Knowledge of You is hope.
Love of You is happiness
Service for You is nobility.
Obedience to You is bliss.
From the back of the room, Francis boomed out, “Here, here!” at the last line, which Baba said he liked the best.
Jim continues his recollections of the meeting:
At this point in the interview I was bewildered, albeit happily bewildered. Nothing which I had expected to happen had happened. I had expected a serious and “spiritual” Master; I met a loving, almost informal, very human man, one who was genuinely and deeply concerned about small, everyday things and about people. In addition to Baba-the-man, there was Baba-the God, whose presence permeated the room. Despite the fact that Baba carried on a full and responsive conversation with me, there was a deep, non-verbal communication going on between him and the mandali in the back of the room. Love flowed from Baba like a waterfall. It went to all corners of the room, irrespective of people to receive it. The reason that the mandali could receive more of Baba’s love than I, was simply that they were more empty of the world than I was.

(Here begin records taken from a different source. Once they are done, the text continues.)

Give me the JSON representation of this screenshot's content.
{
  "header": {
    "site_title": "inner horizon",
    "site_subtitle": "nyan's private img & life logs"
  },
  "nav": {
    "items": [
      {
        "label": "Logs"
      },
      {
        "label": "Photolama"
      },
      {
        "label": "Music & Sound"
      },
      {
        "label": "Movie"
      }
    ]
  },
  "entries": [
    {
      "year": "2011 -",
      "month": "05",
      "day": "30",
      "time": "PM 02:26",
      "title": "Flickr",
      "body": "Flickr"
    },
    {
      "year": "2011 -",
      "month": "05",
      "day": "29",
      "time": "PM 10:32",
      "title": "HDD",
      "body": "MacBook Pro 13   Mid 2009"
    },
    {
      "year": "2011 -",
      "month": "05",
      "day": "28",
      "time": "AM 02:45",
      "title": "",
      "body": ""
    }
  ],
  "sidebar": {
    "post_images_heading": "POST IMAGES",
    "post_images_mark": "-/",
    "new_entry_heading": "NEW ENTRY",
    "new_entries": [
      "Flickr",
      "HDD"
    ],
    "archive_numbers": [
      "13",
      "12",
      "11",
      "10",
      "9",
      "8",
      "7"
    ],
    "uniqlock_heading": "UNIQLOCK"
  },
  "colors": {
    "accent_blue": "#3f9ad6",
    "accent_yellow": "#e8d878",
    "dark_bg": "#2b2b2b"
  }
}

Baba had Jim stand up and he introduced him to his brother Jal. Baba explained, “Jal will show you around Poona.” He quipped, “The townspeople will be much amused at the sight of a tall American and a short Indian.”
Francis piped up, “That’s the long and the short of it, Baba.”

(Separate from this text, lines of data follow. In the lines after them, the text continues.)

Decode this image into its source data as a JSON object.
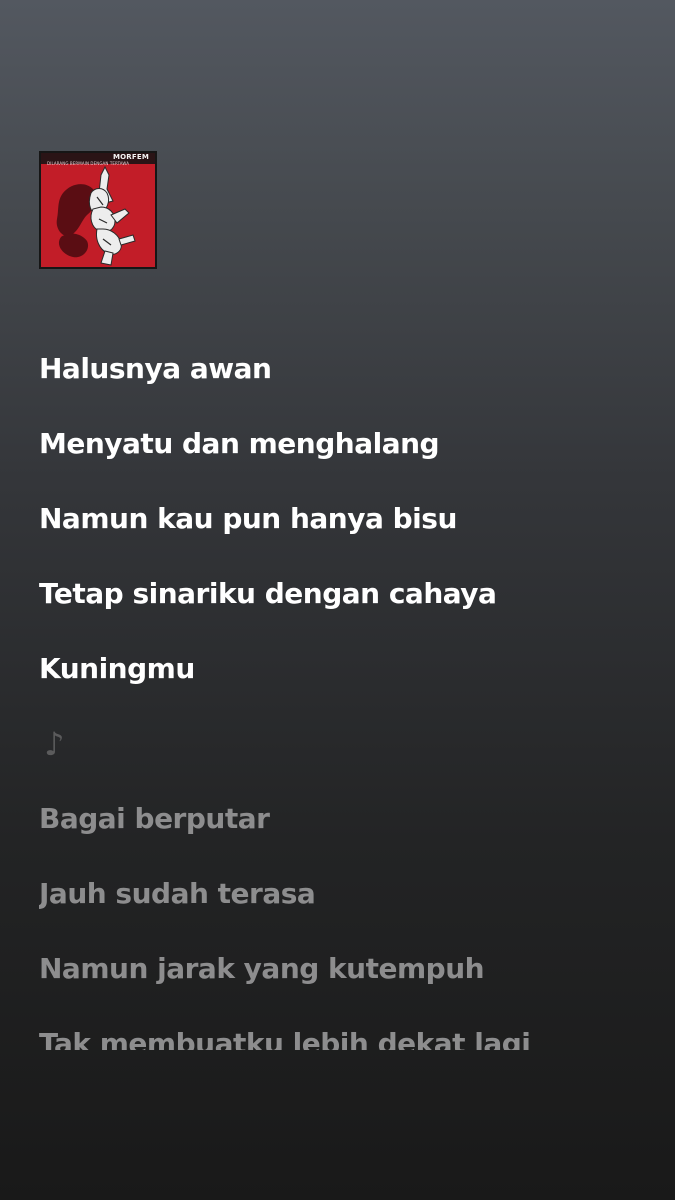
{
  "album": {
    "band": "MORFEM",
    "title": "DILARANG BERMAIN DENGAN TERTAWA",
    "colors": {
      "background": "#c21d28",
      "figure": "#ededed",
      "shadow": "#5a0d13"
    }
  },
  "lyrics": {
    "lines": [
      {
        "text": "Halusnya awan",
        "state": "active"
      },
      {
        "text": "Menyatu dan menghalang",
        "state": "active"
      },
      {
        "text": "Namun kau pun hanya bisu",
        "state": "active"
      },
      {
        "text": "Tetap sinariku dengan cahaya",
        "state": "active"
      },
      {
        "text": "Kuningmu",
        "state": "active"
      },
      {
        "text": "♪",
        "state": "instrumental"
      },
      {
        "text": "Bagai berputar",
        "state": "upcoming"
      },
      {
        "text": "Jauh sudah terasa",
        "state": "upcoming"
      },
      {
        "text": "Namun jarak yang kutempuh",
        "state": "upcoming"
      },
      {
        "text": "Tak membuatku lebih dekat lagi",
        "state": "upcoming"
      }
    ]
  },
  "theme": {
    "active_text": "#ffffff",
    "upcoming_text": "#8d8d8e",
    "background_top": "#535860",
    "background_bottom": "#191919"
  }
}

Baba joked, “Jal’s growth has been stunted!”
In the end Baba told Jim:
What you are looking for is God, but God is not this physical form [of Baba] that you see before you. God is inside yourself. Remember that God is inside everyone and everything.. And God is in your schedule, your train and in your going back to school.”

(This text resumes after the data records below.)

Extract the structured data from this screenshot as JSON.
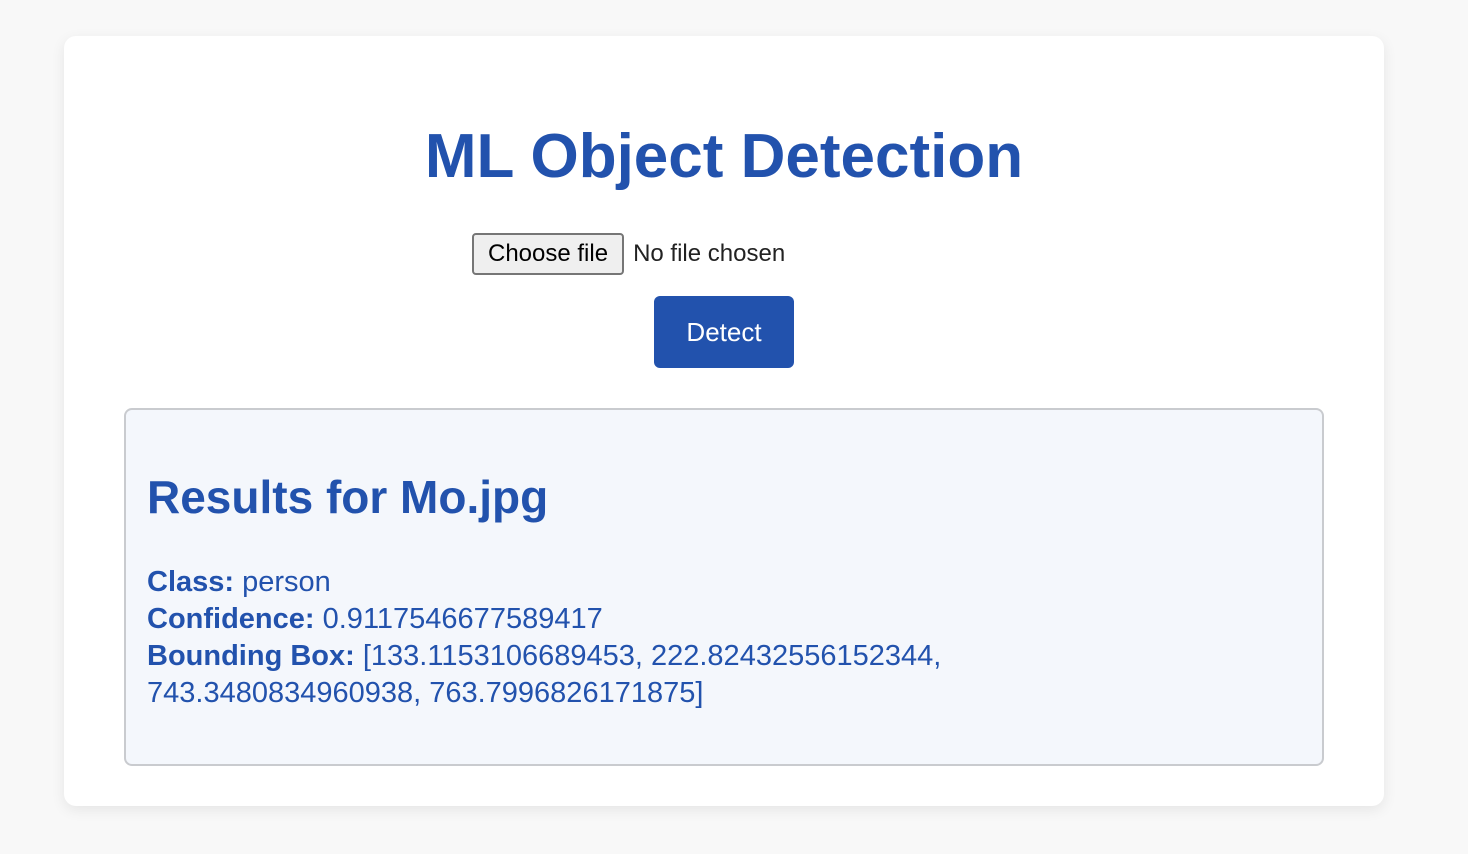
{
  "header": {
    "title": "ML Object Detection"
  },
  "upload": {
    "choose_label": "Choose file",
    "status": "No file chosen",
    "detect_label": "Detect"
  },
  "results": {
    "title": "Results for Mo.jpg",
    "class_label": "Class:",
    "class_value": "person",
    "confidence_label": "Confidence:",
    "confidence_value": "0.9117546677589417",
    "bbox_label": "Bounding Box:",
    "bbox_value": "[133.1153106689453, 222.82432556152344, 743.3480834960938, 763.7996826171875]"
  },
  "colors": {
    "accent": "#2252ad",
    "results_background": "#f4f7fc"
  }
}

Baba then said, “If you remain true to the last line of your poem, you will one day see me as I really am.”
Says Jim:
I had never in all my born days ever thought of being able to see God as he really was — I wasn’t even in the ball game! I thought that was beyond me. And I wasn’t even striving for that. Yet there he was, focusing my attention on the Goal. I had gone in with so many misunderstandings of who he was and what the Goal was, and in those short minutes Baba gave me an example and helped me to know so many things.
Baba called Jim to him, embraced and kissed him and sent him out. Jim spent the rest of the morning seeing the various Baba spots around Poona with Jal and then left, returning to America on May 1. He concludes:
My strongest memory of that interview is the memory of Baba’s presence. Somehow, without saying it, he communicated to me that he loves me through and through, that I can trust him and that anything — literally anything — is worth enduring and suffering and working through for the experience of the bliss which he experiences continually and eternally. Somehow Baba had made me know one thing: at the end of the road, which is him, is something phenomenally beautiful.
Baba awakened something in me which knew that.
I can understand how the masts throw away their very lives for him. I can understand why the close disciples want nothing more than to return to be with him, to love him and to serve him. A taste of the Wine of his love has made me thirsty for the entire keg. How I long for the day when I can see him as he really is.
In the letter he wrote to Baba Jim said, “I hope that I will one day be big enough to be nothing.”
Through Adi, Baba responded, “One day you will be.”